This intellectual exercise has seen his outlook mature considerably. He is an artist with a versatile creative character, and his works are always shot-through with a marked emotional tension.
Simone’s art is a constant transformation of his own self. He moves freely between tradition and experimentation, expressing himself through his art-tinged humanism.
He is certainly a complex, contemplative personality, who tends to want to communicate his experiences through painting, which for him is the most authentic encapsulation of the individual’s state of mind.
The artist’s path touches upon formal patterns through explosions of light and colour, which liberate his expressiveness, while his masterful, filamentary brushstrokes bring the colours together and immerse the viewer’s eye in a fairy-tale vision. His works embody a "non-place" in which temporality allows the observer to find his or her own inner dimension.
The palette is often based on the tones of flaming red and nocturnal blue that enter into a dialogue with the other colours. He has a particular empathy with the whites that stand for the rhythm of time, like a metronome: silence.

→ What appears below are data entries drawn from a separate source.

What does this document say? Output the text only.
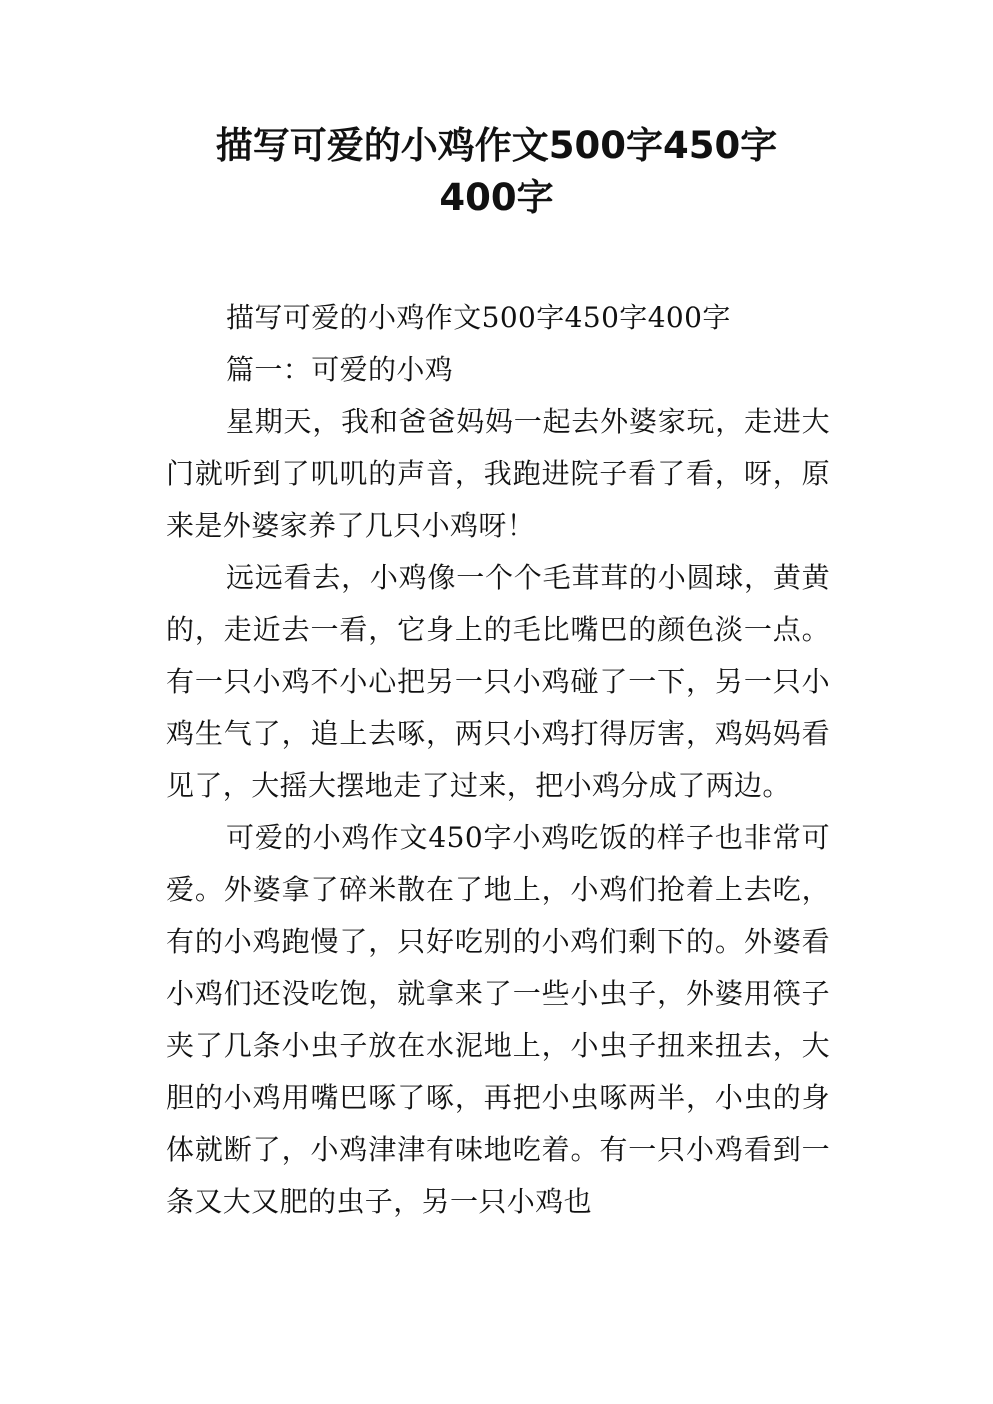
描写可爱的小鸡作文500字450字
400字

描写可爱的小鸡作文500字450字400字

篇一：可爱的小鸡

星期天，我和爸爸妈妈一起去外婆家玩，走进大门就听到了叽叽的声音，我跑进院子看了看，呀，原来是外婆家养了几只小鸡呀！

远远看去，小鸡像一个个毛茸茸的小圆球，黄黄的，走近去一看，它身上的毛比嘴巴的颜色淡一点。有一只小鸡不小心把另一只小鸡碰了一下，另一只小鸡生气了，追上去啄，两只小鸡打得厉害，鸡妈妈看见了，大摇大摆地走了过来，把小鸡分成了两边。

可爱的小鸡作文450字小鸡吃饭的样子也非常可爱。外婆拿了碎米散在了地上，小鸡们抢着上去吃，有的小鸡跑慢了，只好吃别的小鸡们剩下的。外婆看小鸡们还没吃饱，就拿来了一些小虫子，外婆用筷子夹了几条小虫子放在水泥地上，小虫子扭来扭去，大胆的小鸡用嘴巴啄了啄，再把小虫啄两半，小虫的身体就断了，小鸡津津有味地吃着。有一只小鸡看到一条又大又肥的虫子，另一只小鸡也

For me, the artist encapsulates something akin to a love for mystery, for unreality and the dream world, through his cathedrals, where, in an intimate way, he projects upwards his search for faith and demonstrates his strongly expressive creativity, which opens out with all the lightness of a colour wheel chart, as in a large-scale musical composition, with the desire for the "supreme chord" serving as the principal driver.

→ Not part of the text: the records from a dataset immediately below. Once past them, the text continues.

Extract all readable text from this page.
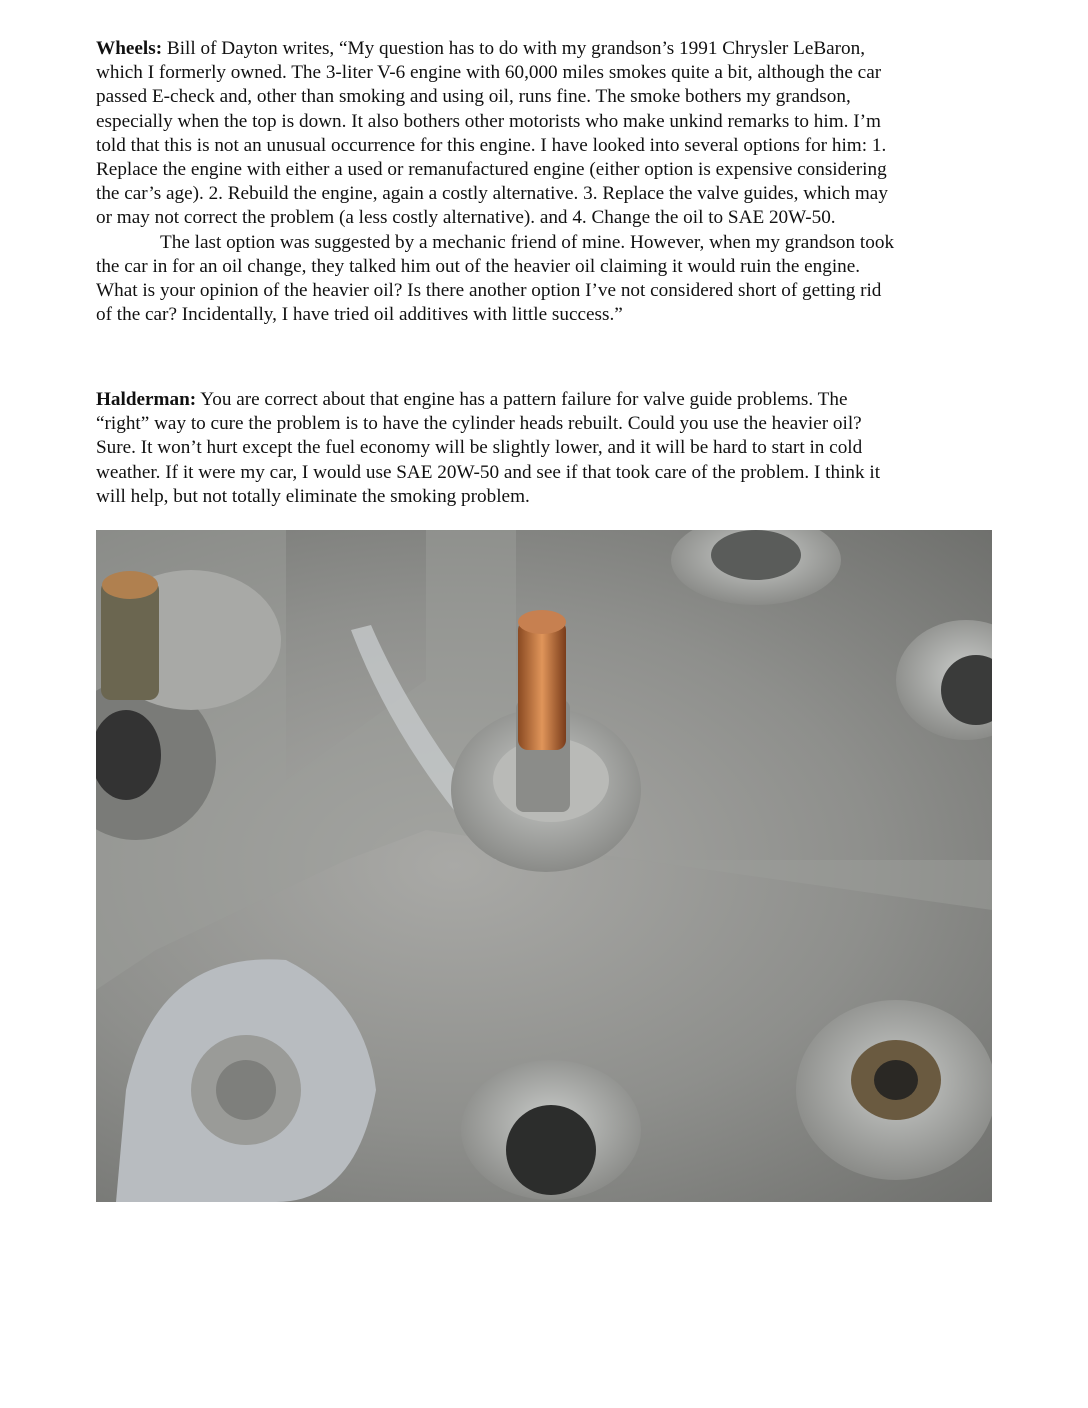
Wheels: Bill of Dayton writes, “My question has to do with my grandson’s 1991 Chrysler LeBaron,
which I formerly owned. The 3-liter V-6 engine with 60,000 miles smokes quite a bit, although the car
passed E-check and, other than smoking and using oil, runs fine. The smoke bothers my grandson,
especially when the top is down. It also bothers other motorists who make unkind remarks to him. I’m
told that this is not an unusual occurrence for this engine. I have looked into several options for him: 1.
Replace the engine with either a used or remanufactured engine (either option is expensive considering
the car’s age). 2. Rebuild the engine, again a costly alternative. 3. Replace the valve guides, which may
or may not correct the problem (a less costly alternative). and 4. Change the oil to SAE 20W-50.
The last option was suggested by a mechanic friend of mine. However, when my grandson took
the car in for an oil change, they talked him out of the heavier oil claiming it would ruin the engine.
What is your opinion of the heavier oil? Is there another option I’ve not considered short of getting rid
of the car? Incidentally, I have tried oil additives with little success.”
Halderman: You are correct about that engine has a pattern failure for valve guide problems. The
“right” way to cure the problem is to have the cylinder heads rebuilt. Could you use the heavier oil?
Sure. It won’t hurt except the fuel economy will be slightly lower, and it will be hard to start in cold
weather. If it were my car, I would use SAE 20W-50 and see if that took care of the problem. I think it
will help, but not totally eliminate the smoking problem.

Simone Dulcis expresses musicality through colour, which extends across the surface in soft masses. Out of the various works that the artist is exhibiting, one in particular stands as an invitation to ascend towards the great heavens like a light breeze, which calls us onto a path, envisaging a major turning point, conceived by him as the "Heavenly Colonnade"; innumerable fragments musically criss-crossing their way on this journey, with a propensity to rise upwards, recalling the splendours of the turbulent skies of the English Romantic painter J.M.W. Turner (1775 - 1851).